Politics, perceptions, and money: these are the guiding trinity of research at the grand scale, the source of determinants for the work of thousands of researchers and the rate and direction of progress in broad fields of medical science - or so says the author of this article on the state of longevity science:
It has been clear for many years that the rate of aging is malleable in diverse species, and the discovery in 2009 that a drug called rapamycin can extend maximum life span in mice suggested that it's now technically feasible to develop anti-aging agents that really work as advertised. Unfortunately, I see no commercial interest in doing so.
The focus here is the mainstream of research, aimed at slowing aging by metabolic manipulation. This, as you all know by now, is the slow boat to nowhere in my view. The only practical way ahead that seems plausible to produce meaningful rejuvenation of the old in our lifetimes is some variant of SENS, the Strategies for Engineered Neligible Senescence: focus on repair and reversal of damage, not on slowing down the rate at which damage accrues. Repair is no harder, and arguably an easier path, and the end result will be far more effective in terms of years gained and suffering quashed. But SENS and other repair strategies yet to emerge into a coherent research program are the minority view in the field, still working to attain recognition and funding - bear that in mind when you read about the hurdles that groups with far more credit in the scientific community are struggling with. It's a long way from here to where we need to be, and there are two battles yet to win: firstly to persuade the research community to adopt the better strategic direction that SENS represents, and secondly to persuade some fraction of the world that reversing aging through biotechnology can and should be achieved within a matter of a few decades.
But back to the article:
Prominent advisors to the National Institute on Aging, as well as some of its officials, are enthusiastic about anti-aging drugs' huge potential to improve public health. In fact, a few years ago the NIA's founding director, the late Robert N. Butler, joined three visionary gerontologists to urge that the federal government mount a major program to accelerate development of such medicines, including funding for clinical trials and the preclinical research needed to make them feasible.
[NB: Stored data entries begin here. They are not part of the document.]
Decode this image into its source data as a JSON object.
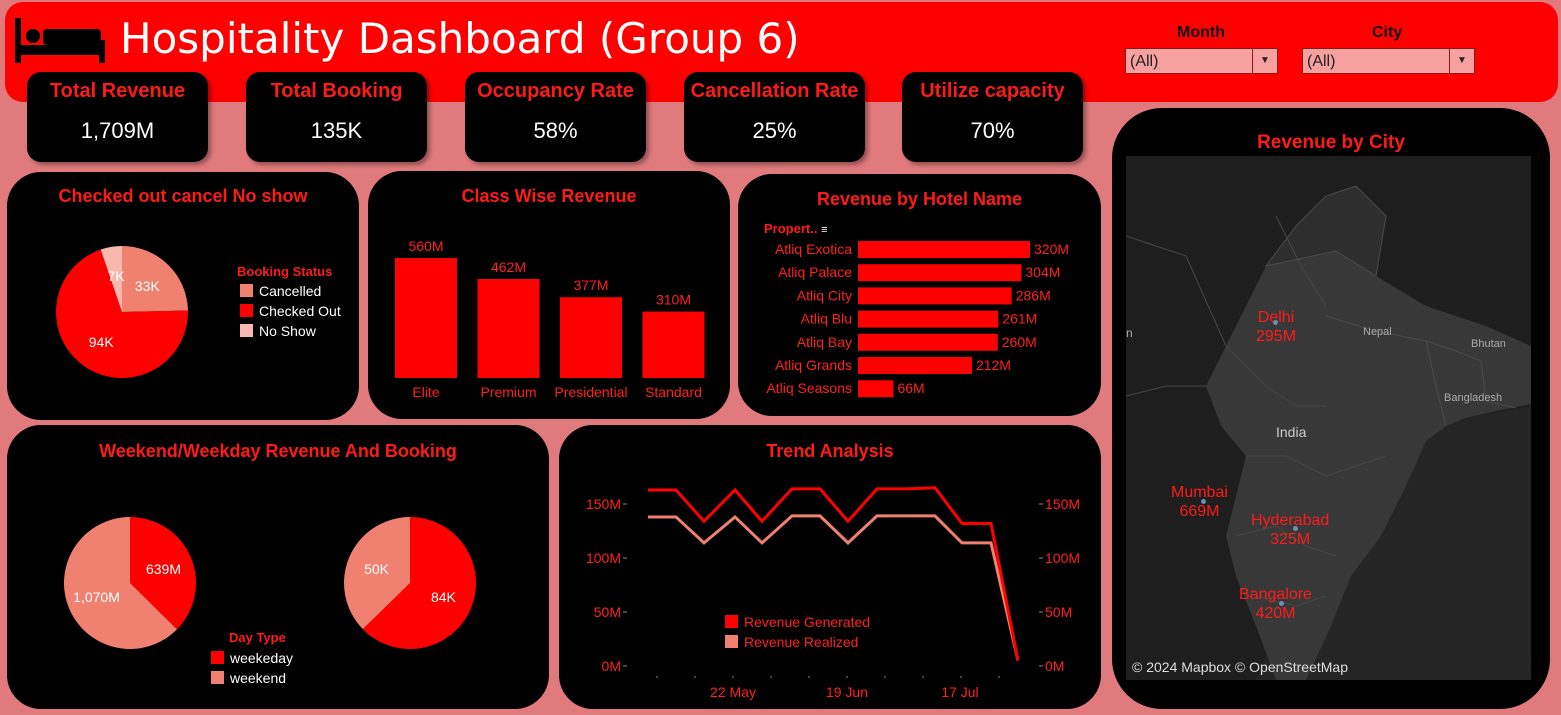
{
  "header": {
    "title": "Hospitality Dashboard (Group 6)",
    "filters": [
      {
        "label": "Month",
        "value": "(All)"
      },
      {
        "label": "City",
        "value": "(All)"
      }
    ]
  },
  "kpis": [
    {
      "label": "Total Revenue",
      "value": "1,709M"
    },
    {
      "label": "Total Booking",
      "value": "135K"
    },
    {
      "label": "Occupancy Rate",
      "value": "58%"
    },
    {
      "label": "Cancellation Rate",
      "value": "25%"
    },
    {
      "label": "Utilize capacity",
      "value": "70%"
    }
  ],
  "status_panel": {
    "title": "Checked out cancel No show",
    "legend_title": "Booking Status",
    "legend": [
      "Cancelled",
      "Checked Out",
      "No Show"
    ]
  },
  "class_panel": {
    "title": "Class Wise Revenue"
  },
  "hotel_panel": {
    "title": "Revenue by Hotel Name",
    "field_label": "Propert.."
  },
  "day_panel": {
    "title": "Weekend/Weekday Revenue And Booking",
    "legend_title": "Day Type",
    "legend": [
      "weekeday",
      "weekend"
    ]
  },
  "trend_panel": {
    "title": "Trend Analysis",
    "legend": [
      "Revenue Generated",
      "Revenue Realized"
    ]
  },
  "map_panel": {
    "title": "Revenue by City",
    "attribution": "© 2024 Mapbox © OpenStreetMap",
    "places": [
      "Nepal",
      "Bhutan",
      "Bangladesh",
      "India",
      "n"
    ],
    "cities": [
      {
        "name": "Delhi",
        "value": "295M"
      },
      {
        "name": "Mumbai",
        "value": "669M"
      },
      {
        "name": "Hyderabad",
        "value": "325M"
      },
      {
        "name": "Bangalore",
        "value": "420M"
      }
    ]
  },
  "colors": {
    "red": "#ff0000",
    "salmon": "#f08070",
    "light": "#f8b8b0",
    "background": "#e07a7d"
  },
  "chart_data": [
    {
      "type": "pie",
      "title": "Checked out cancel No show",
      "categories": [
        "Checked Out",
        "Cancelled",
        "No Show"
      ],
      "values": [
        94,
        33,
        7
      ],
      "labels": [
        "94K",
        "33K",
        "7K"
      ],
      "colors": [
        "#ff0000",
        "#f08070",
        "#f8b8b0"
      ]
    },
    {
      "type": "bar",
      "title": "Class Wise Revenue",
      "categories": [
        "Elite",
        "Premium",
        "Presidential",
        "Standard"
      ],
      "values": [
        560,
        462,
        377,
        310
      ],
      "labels": [
        "560M",
        "462M",
        "377M",
        "310M"
      ]
    },
    {
      "type": "bar",
      "orientation": "horizontal",
      "title": "Revenue by Hotel Name",
      "categories": [
        "Atliq Exotica",
        "Atliq Palace",
        "Atliq City",
        "Atliq Blu",
        "Atliq Bay",
        "Atliq Grands",
        "Atliq Seasons"
      ],
      "values": [
        320,
        304,
        286,
        261,
        260,
        212,
        66
      ],
      "labels": [
        "320M",
        "304M",
        "286M",
        "261M",
        "260M",
        "212M",
        "66M"
      ]
    },
    {
      "type": "pie",
      "title": "Weekend/Weekday Revenue",
      "categories": [
        "weekeday",
        "weekend"
      ],
      "values": [
        639,
        1070
      ],
      "labels": [
        "639M",
        "1,070M"
      ],
      "colors": [
        "#ff0000",
        "#f08070"
      ]
    },
    {
      "type": "pie",
      "title": "Weekend/Weekday Booking",
      "categories": [
        "weekeday",
        "weekend"
      ],
      "values": [
        84,
        50
      ],
      "labels": [
        "84K",
        "50K"
      ],
      "colors": [
        "#ff0000",
        "#f08070"
      ]
    },
    {
      "type": "line",
      "title": "Trend Analysis",
      "x_labels": [
        "22 May",
        "19 Jun",
        "17 Jul"
      ],
      "y_ticks": [
        "0M",
        "50M",
        "100M",
        "150M"
      ],
      "ylim": [
        0,
        175
      ],
      "series": [
        {
          "name": "Revenue Generated",
          "color": "#ff0000",
          "values": [
            163,
            163,
            134,
            163,
            134,
            164,
            164,
            134,
            164,
            164,
            165,
            132,
            132,
            5
          ]
        },
        {
          "name": "Revenue Realized",
          "color": "#f08070",
          "values": [
            138,
            138,
            114,
            138,
            114,
            139,
            139,
            114,
            139,
            139,
            139,
            114,
            114,
            5
          ]
        }
      ]
    }
  ]
}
But the idea of investing taxpayer dollars in such a program has proved a very hard sell. As gerontologist Richard A. Miller once put it, "A president who announces a war on cancer wins political points, but a president who publicly committed the government's resources to research on extending people's life span would be deemed certifiable."
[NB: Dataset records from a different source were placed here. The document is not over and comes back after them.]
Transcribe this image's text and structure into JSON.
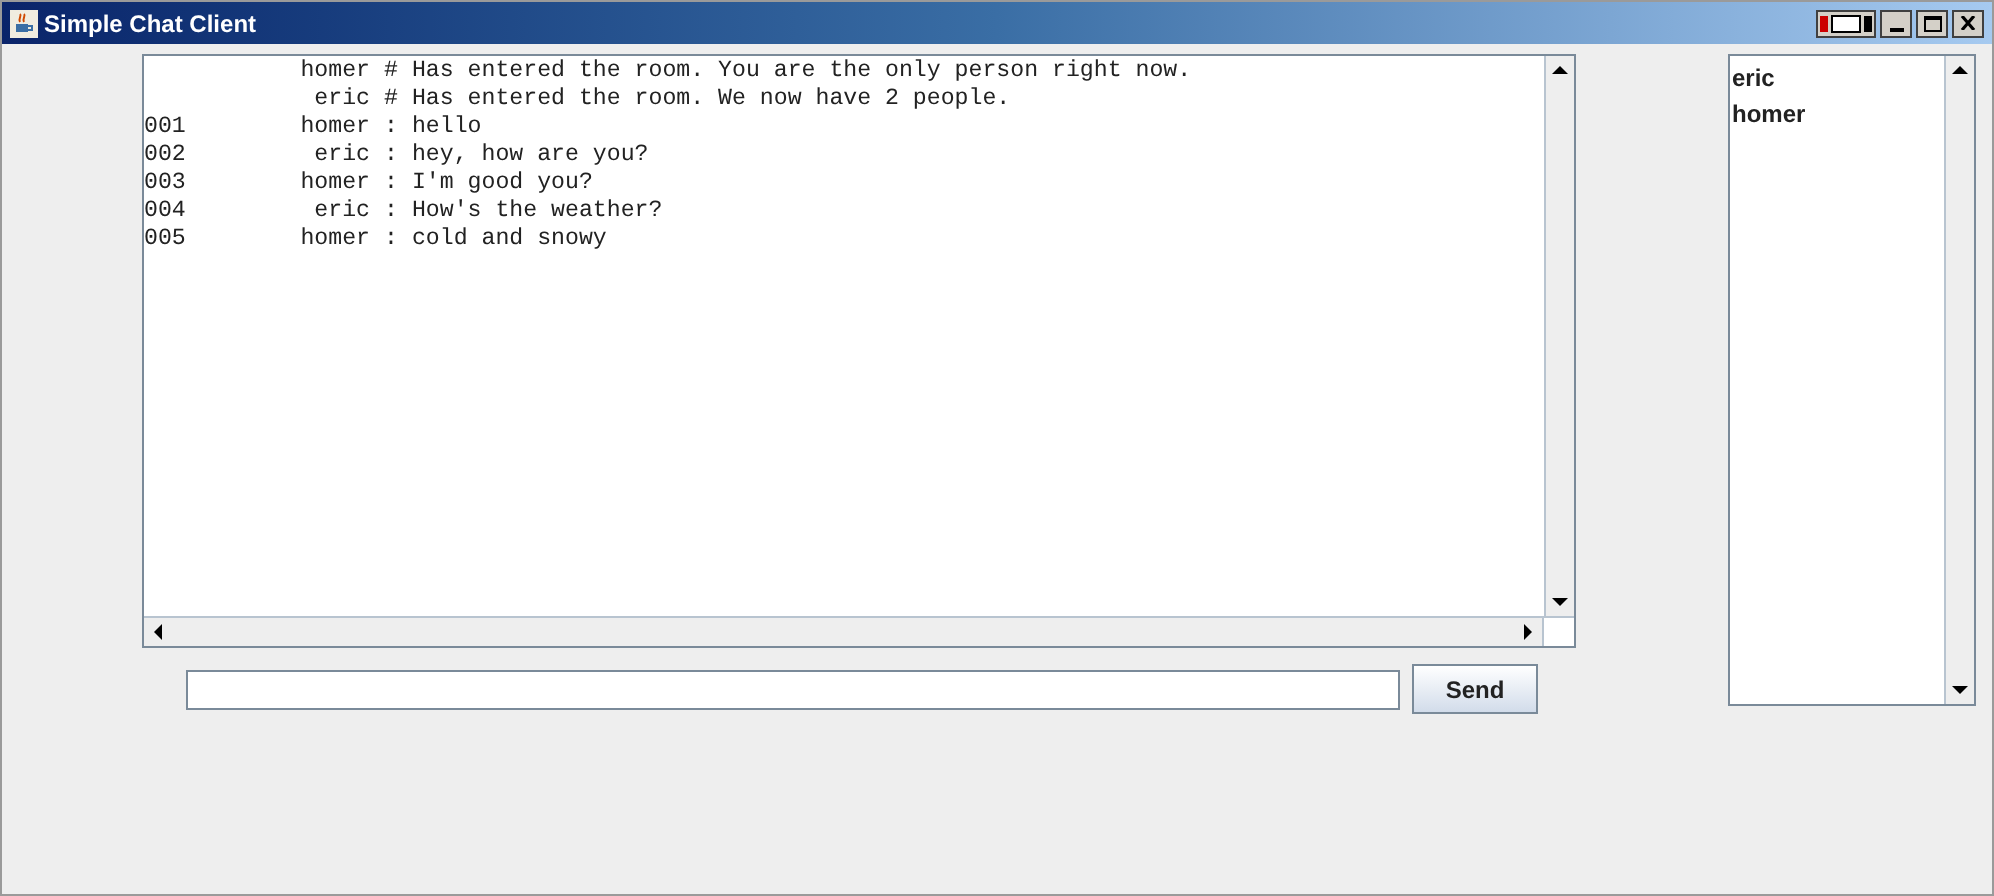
{
  "window": {
    "title": "Simple Chat Client"
  },
  "chat_lines": [
    {
      "sender": "homer",
      "separator": "#",
      "message": "Has entered the room. You are the only person right now."
    },
    {
      "sender": "eric",
      "separator": "#",
      "message": "Has entered the room. We now have 2 people."
    },
    {
      "number": "001",
      "sender": "homer",
      "separator": ":",
      "message": "hello"
    },
    {
      "number": "002",
      "sender": "eric",
      "separator": ":",
      "message": "hey, how are you?"
    },
    {
      "number": "003",
      "sender": "homer",
      "separator": ":",
      "message": "I'm good you?"
    },
    {
      "number": "004",
      "sender": "eric",
      "separator": ":",
      "message": "How's the weather?"
    },
    {
      "number": "005",
      "sender": "homer",
      "separator": ":",
      "message": "cold and snowy"
    }
  ],
  "send_button": "Send",
  "users": [
    "eric",
    "homer"
  ]
}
Which gets us to the root problem: Few people - including policymakers and medical experts who advise them - appear to realize that the ability to brake aging is now within our grasp, and that even modestly effective anti-aging drugs promise the biggest gains in public health since the advent of vaccines and antibiotics nearly a century ago. Indeed, I suspect most people still regard aging as an inalterable part of the human condition - a view reinforced by the fact that pharmaceutical companies just say no to anti-aging drug development.
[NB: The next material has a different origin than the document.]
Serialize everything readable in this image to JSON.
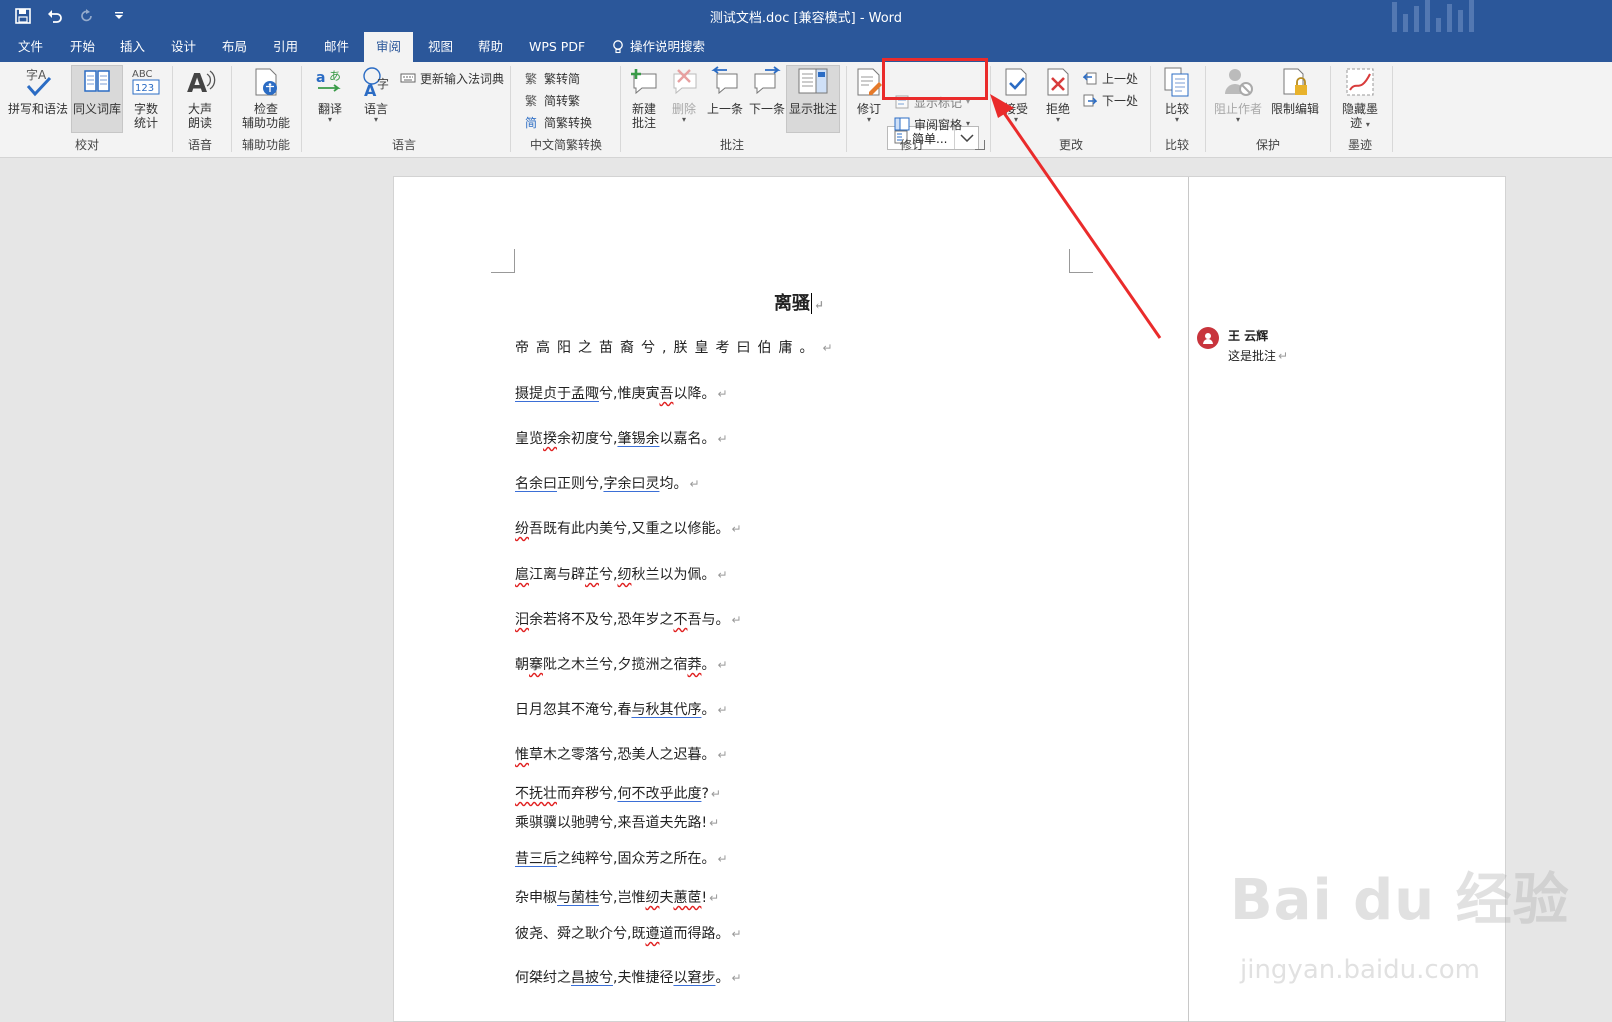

An important line item that the author omits is that Big Pharma - and a hundred biotech startups, if there were any justice in the world - don't engage in longevity science because the FDA will not approve therapies for aging, and indeed could not possibly ever approve therapies for aging under its present regulatory regime. There is no way to sell to the clinics in the US marketplace, so there is no potential profit for US-based developers, so there is next to no venture funding for development of promising longevity science. Politics, perceptions, and money - and it's the political and regulatory establishment that is the biggest roadblock here.